Many are aware that WAFBA/NOCO, the organizers of the Southeast Hemp Expo cancelled their event in Tennessee. The reasons are somewhat unclear and there has been mixed messaging regarding the real reason for the cancellation.

It seems some speakers at the WAFBA and NOCO Hemp Conventions have determined that an explosion and contraction of psychoactive hemp derived value added products are the culprit. While they claim they’re not adverse to these products and don’t want them banned, they don’t seem concerned with the outcome of the federal farm bill doing it for them.

Many operating in the industry fail to realize their products and supply chains cater to Specialty Retail Consumers and Distributors that supply their retail partners with end products to sell to the end-users.

If your product is made from hemp, it will be sold at a specialty retail outlet, both online and in brick and mortars. The fact that it is psychoactive or not, changes little beyond where it is sold. Tractor Supply or your local CBD shop and Vape Shops, Vitamin shop, Tanning Salon, Cosmetic outlets. They are all existing in a specialty retail segment, and your industry is just a segment of a specialized retail category.

It is this unwillingness or inability to recognize the true obscurity and disruptive nature of the plant and operators monetizing products from it, this is what leads everyone to draw swords to one another.

The solution to this matter is a Federal Excise tax on Delta 8 THC and other cannabinoids that are deemed “psychoactive.”

This is a real solution in an increasing Federal Deficit. The solution is certainly not putting thousands of out of business and destroy a million jobs to suit a narrative that is inconvenient to some.

You can make bread with wheat, or you can make Vodka. “Wheat does not get you drunk” would be a failed mantra. Food is taxed differently than spirits. Furthermore, a reasonable taxation scheme is needed. Colorado or California is far from a proper model to structure taxation and regulatory schemes around. Their models encouraged overproduction and resulted in the illicit export of much of the yields to the markets they now claim Delta 8 THC has disrupted.

The undeniable truth is that Hemp Derived Delta 8 has disrupted the “Medical Marijuana” tax structures, the bonds supported by them, and ultimately the black market. Cannabinoids have hit critical mass with the help of Delta 8 THC, now the machinations of many will take hold.

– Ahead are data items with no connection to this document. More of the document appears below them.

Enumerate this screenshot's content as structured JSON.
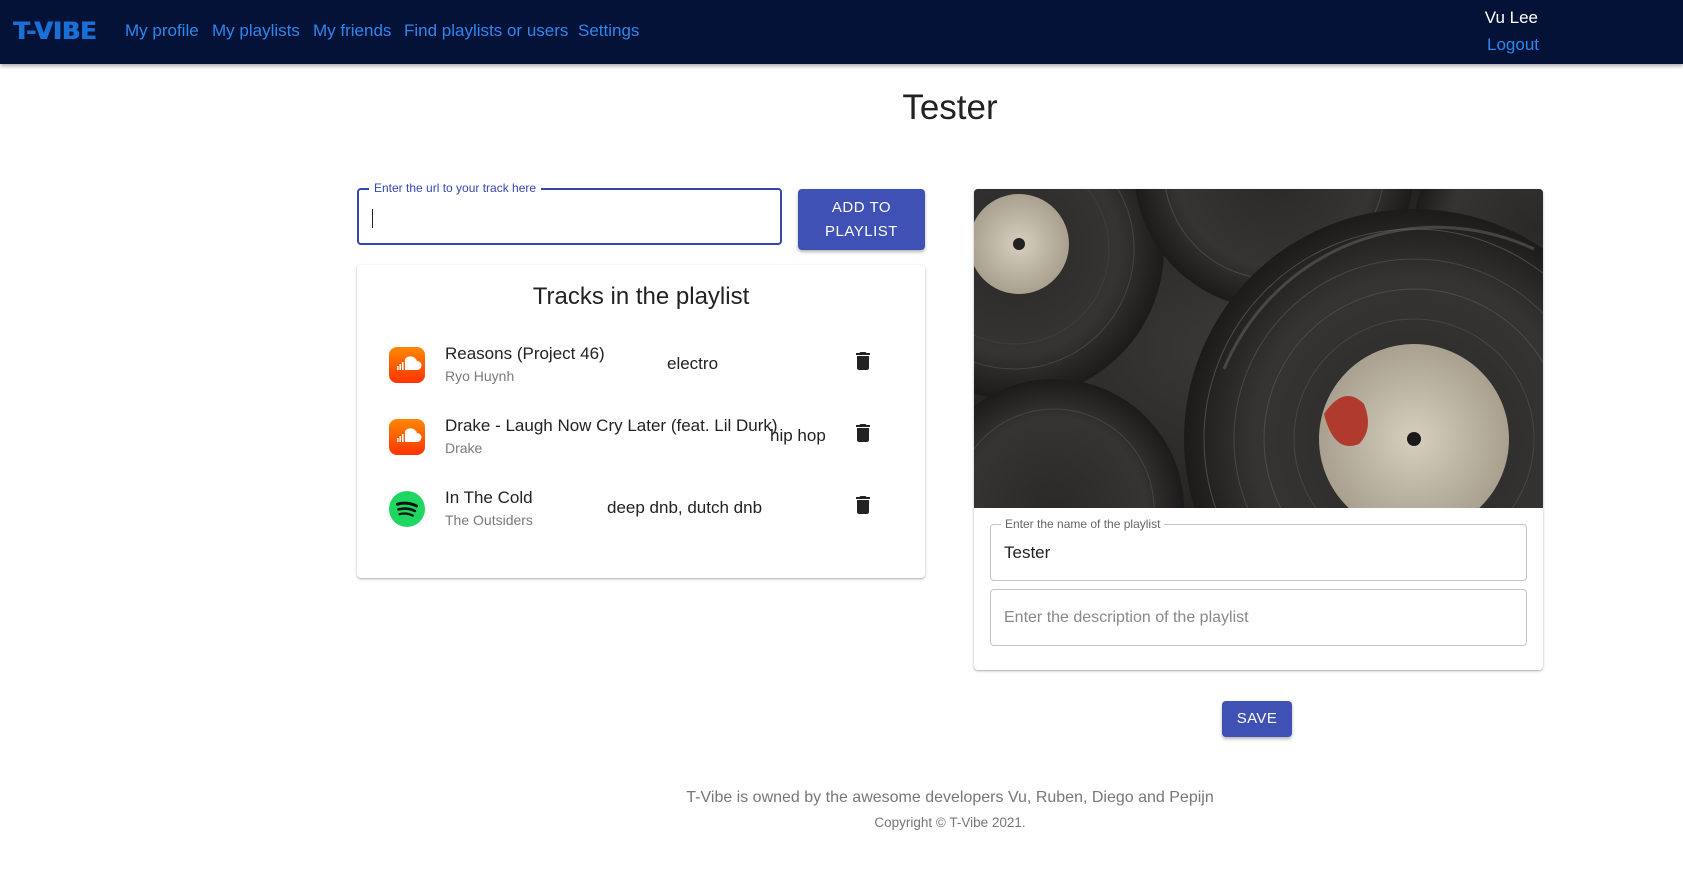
{
  "nav": {
    "logo": "T-VIBE",
    "links": [
      "My profile",
      "My playlists",
      "My friends",
      "Find playlists or users",
      "Settings"
    ],
    "user_name": "Vu Lee",
    "logout": "Logout"
  },
  "page": {
    "title": "Tester"
  },
  "track_input": {
    "label": "Enter the url to your track here",
    "value": "",
    "add_button": "ADD TO PLAYLIST"
  },
  "tracks": {
    "heading": "Tracks in the playlist",
    "items": [
      {
        "title": "Reasons (Project 46)",
        "artist": "Ryo Huynh",
        "genre": "electro",
        "source": "soundcloud-icon"
      },
      {
        "title": "Drake - Laugh Now Cry Later (feat. Lil Durk)",
        "artist": "Drake",
        "genre": "hip hop",
        "source": "soundcloud-icon"
      },
      {
        "title": "In The Cold",
        "artist": "The Outsiders",
        "genre": "deep dnb, dutch dnb",
        "source": "spotify-icon"
      }
    ]
  },
  "playlist": {
    "name_label": "Enter the name of the playlist",
    "name_value": "Tester",
    "description_placeholder": "Enter the description of the playlist",
    "save_button": "SAVE"
  },
  "footer": {
    "text": "T-Vibe is owned by the awesome developers Vu, Ruben, Diego and Pepijn",
    "copyright": "Copyright © T-Vibe 2021."
  },
  "colors": {
    "navbar": "#031236",
    "link": "#2e86f0",
    "primary": "#3f51b5",
    "soundcloud": "#ff5500",
    "spotify": "#1ed760"
  }
}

The inconvenient truth is that the Federal Farm bill is all that stands in the way of wholesale monopolization of all cannabinoids via the FDA. It appears that industrial and even some value added manufactures in “health segments” are fine with this occurring, as long as it doesn’t interrupt their federal, state, or otherwise subsidized contracts for “alternatives” that they’ve secured as a result of the Farm Bill.

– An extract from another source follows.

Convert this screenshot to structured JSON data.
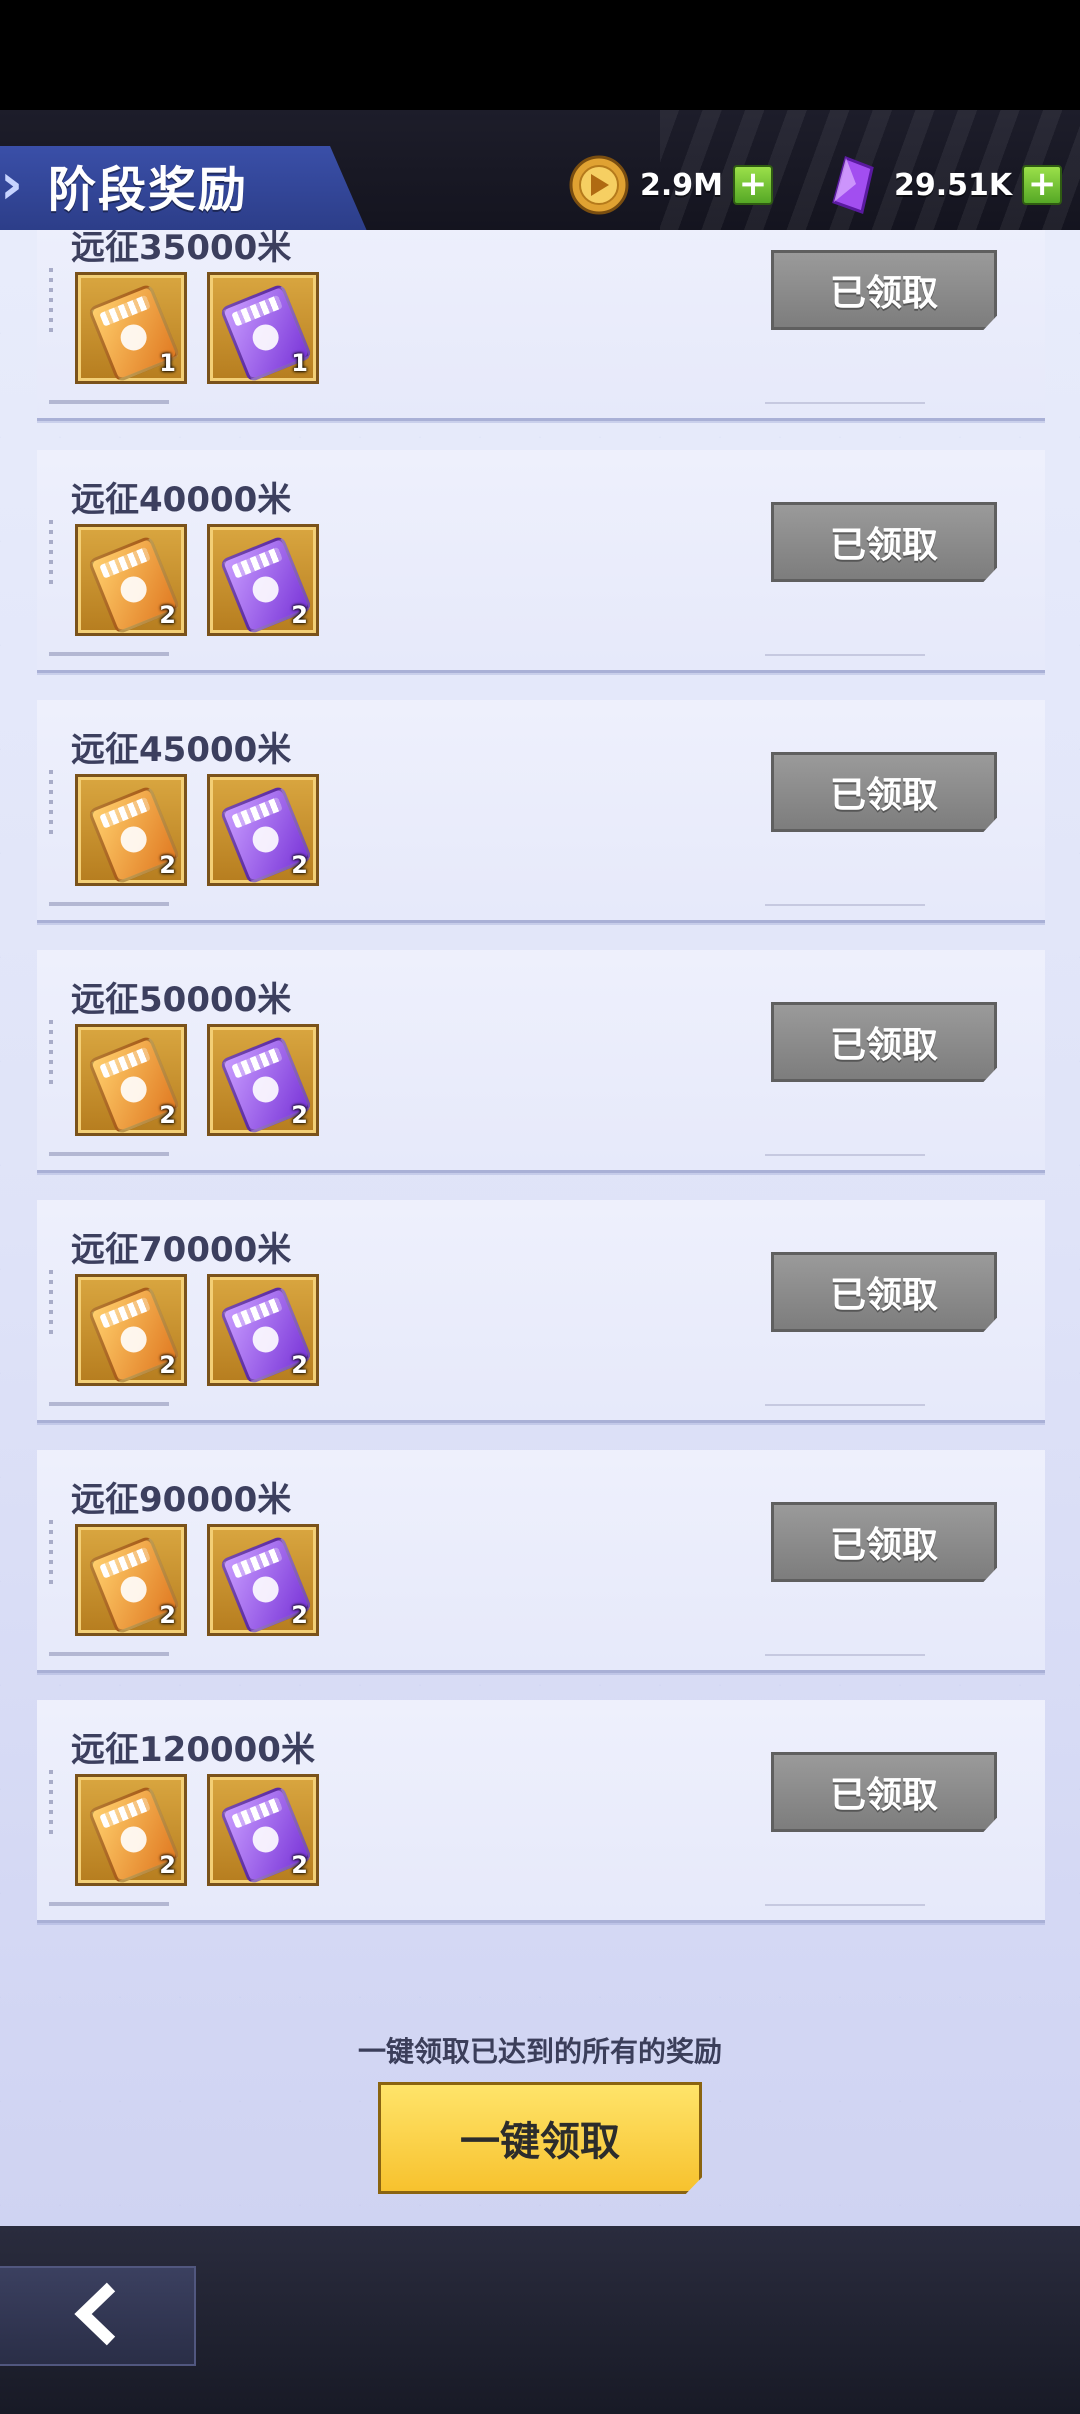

The unity begins when it is realized every segment makes different products for different consumers from the same plant. Limiting the consumer’s ability to access our products safely is damaging to all, no matter if it’s hemp plastic, or a Delta 8 Hard Seltzer.

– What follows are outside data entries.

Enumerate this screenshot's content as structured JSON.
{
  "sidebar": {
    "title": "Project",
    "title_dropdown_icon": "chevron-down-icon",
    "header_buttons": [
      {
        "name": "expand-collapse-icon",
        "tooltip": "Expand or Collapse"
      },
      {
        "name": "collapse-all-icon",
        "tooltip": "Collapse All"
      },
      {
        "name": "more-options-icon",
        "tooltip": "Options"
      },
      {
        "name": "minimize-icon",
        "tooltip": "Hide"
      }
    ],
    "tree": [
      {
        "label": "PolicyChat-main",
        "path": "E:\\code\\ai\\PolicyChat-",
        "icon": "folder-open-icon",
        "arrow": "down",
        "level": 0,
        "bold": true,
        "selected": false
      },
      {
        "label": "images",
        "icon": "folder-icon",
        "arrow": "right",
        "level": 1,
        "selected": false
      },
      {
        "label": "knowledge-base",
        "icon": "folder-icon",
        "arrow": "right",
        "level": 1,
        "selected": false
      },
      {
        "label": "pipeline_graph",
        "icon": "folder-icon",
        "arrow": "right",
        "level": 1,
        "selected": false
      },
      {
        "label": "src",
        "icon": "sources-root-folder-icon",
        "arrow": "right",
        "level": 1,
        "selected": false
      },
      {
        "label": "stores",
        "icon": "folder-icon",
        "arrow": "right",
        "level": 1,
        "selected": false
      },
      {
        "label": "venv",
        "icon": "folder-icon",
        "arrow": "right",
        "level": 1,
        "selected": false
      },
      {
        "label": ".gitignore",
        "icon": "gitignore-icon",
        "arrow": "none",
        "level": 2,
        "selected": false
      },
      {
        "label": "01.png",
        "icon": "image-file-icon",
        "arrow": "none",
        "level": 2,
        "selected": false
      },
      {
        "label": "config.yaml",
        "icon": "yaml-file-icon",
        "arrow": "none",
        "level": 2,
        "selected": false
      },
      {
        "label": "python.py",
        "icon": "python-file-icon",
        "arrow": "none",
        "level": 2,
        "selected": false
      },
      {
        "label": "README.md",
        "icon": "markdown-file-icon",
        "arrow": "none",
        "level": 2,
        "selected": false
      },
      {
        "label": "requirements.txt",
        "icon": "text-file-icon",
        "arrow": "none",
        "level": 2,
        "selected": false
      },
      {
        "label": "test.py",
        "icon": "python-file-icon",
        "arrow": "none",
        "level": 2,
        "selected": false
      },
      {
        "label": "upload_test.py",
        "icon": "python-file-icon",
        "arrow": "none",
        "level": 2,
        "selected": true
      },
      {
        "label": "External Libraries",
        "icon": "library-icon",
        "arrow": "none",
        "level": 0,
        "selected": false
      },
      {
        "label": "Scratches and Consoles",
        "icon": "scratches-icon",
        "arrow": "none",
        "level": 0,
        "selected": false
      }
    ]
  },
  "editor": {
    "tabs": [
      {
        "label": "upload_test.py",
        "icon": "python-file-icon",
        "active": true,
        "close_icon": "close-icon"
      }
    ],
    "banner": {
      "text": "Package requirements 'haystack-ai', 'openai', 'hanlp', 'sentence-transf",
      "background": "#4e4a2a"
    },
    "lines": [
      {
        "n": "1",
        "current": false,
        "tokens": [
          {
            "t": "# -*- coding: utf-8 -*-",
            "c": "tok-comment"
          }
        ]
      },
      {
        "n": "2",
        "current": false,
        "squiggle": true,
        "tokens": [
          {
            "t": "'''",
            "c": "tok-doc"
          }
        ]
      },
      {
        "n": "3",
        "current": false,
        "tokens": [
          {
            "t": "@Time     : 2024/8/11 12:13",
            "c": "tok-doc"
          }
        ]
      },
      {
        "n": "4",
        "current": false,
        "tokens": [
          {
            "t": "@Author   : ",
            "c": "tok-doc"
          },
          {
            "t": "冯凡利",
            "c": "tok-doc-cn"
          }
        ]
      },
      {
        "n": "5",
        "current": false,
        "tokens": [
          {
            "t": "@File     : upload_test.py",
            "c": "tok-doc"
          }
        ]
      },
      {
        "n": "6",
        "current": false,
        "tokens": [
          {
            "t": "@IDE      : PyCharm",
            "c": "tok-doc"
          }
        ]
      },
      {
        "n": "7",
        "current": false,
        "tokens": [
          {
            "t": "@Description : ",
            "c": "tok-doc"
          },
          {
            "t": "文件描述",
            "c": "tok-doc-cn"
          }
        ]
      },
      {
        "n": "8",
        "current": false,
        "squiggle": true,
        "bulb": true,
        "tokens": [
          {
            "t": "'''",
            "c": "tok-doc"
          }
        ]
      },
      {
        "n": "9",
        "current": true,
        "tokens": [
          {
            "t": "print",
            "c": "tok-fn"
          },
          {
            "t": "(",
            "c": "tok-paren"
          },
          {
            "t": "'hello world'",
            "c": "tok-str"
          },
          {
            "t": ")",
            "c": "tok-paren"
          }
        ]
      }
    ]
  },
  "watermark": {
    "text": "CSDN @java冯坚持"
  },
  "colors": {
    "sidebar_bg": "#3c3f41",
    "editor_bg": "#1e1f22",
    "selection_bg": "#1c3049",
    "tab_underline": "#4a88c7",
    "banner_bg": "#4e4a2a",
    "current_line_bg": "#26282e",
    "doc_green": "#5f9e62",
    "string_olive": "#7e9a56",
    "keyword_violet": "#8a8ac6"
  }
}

There seems to be a willingness to virtue signal on the environmental potential without acknowledging the overwhelming amount of humans that enjoy access to Delta 8 THC and what mental health impacts that has in daily lives of adults. If the consumers didn’t enjoy it, it would have collapsed like the demand for CBD, which was vastly oversold in it capabilities.

Until the segments of the industry that can be considered “non-psychoactive” begin supporting real solutions on a federal level, there will be no unity, there will only be confusion. The obvious solution is to tax it, reasonably, not to attempt to put the cat back in the bag because it arrived earlier than Federal Cannabis regulations could be brokered by Public Health, Tobacco, Cannabis, Food and Beverage, and Pharma lobbyists.

It’s important to note that disassociating one industry segment from another is what destroyed the Advocacy efforts in the Nicotine Vaping or ENDS industry which faced exhausting attacks by Public Health and Media. “Hemp advocacy” is running the risk of being steamrolled by the same type of financial instruments that commanded those powers to attack vaping, and in short order.

Do we remember how Hemp was banned originally? What is being done to vest consumers to act against this or fund actions against this?

If we cannot organize and unify consumers to fund efforts to influence narrative around policy, there will be no unity in industry. To say that “the consumer doesn’t care” is merely a projection of your own convictions.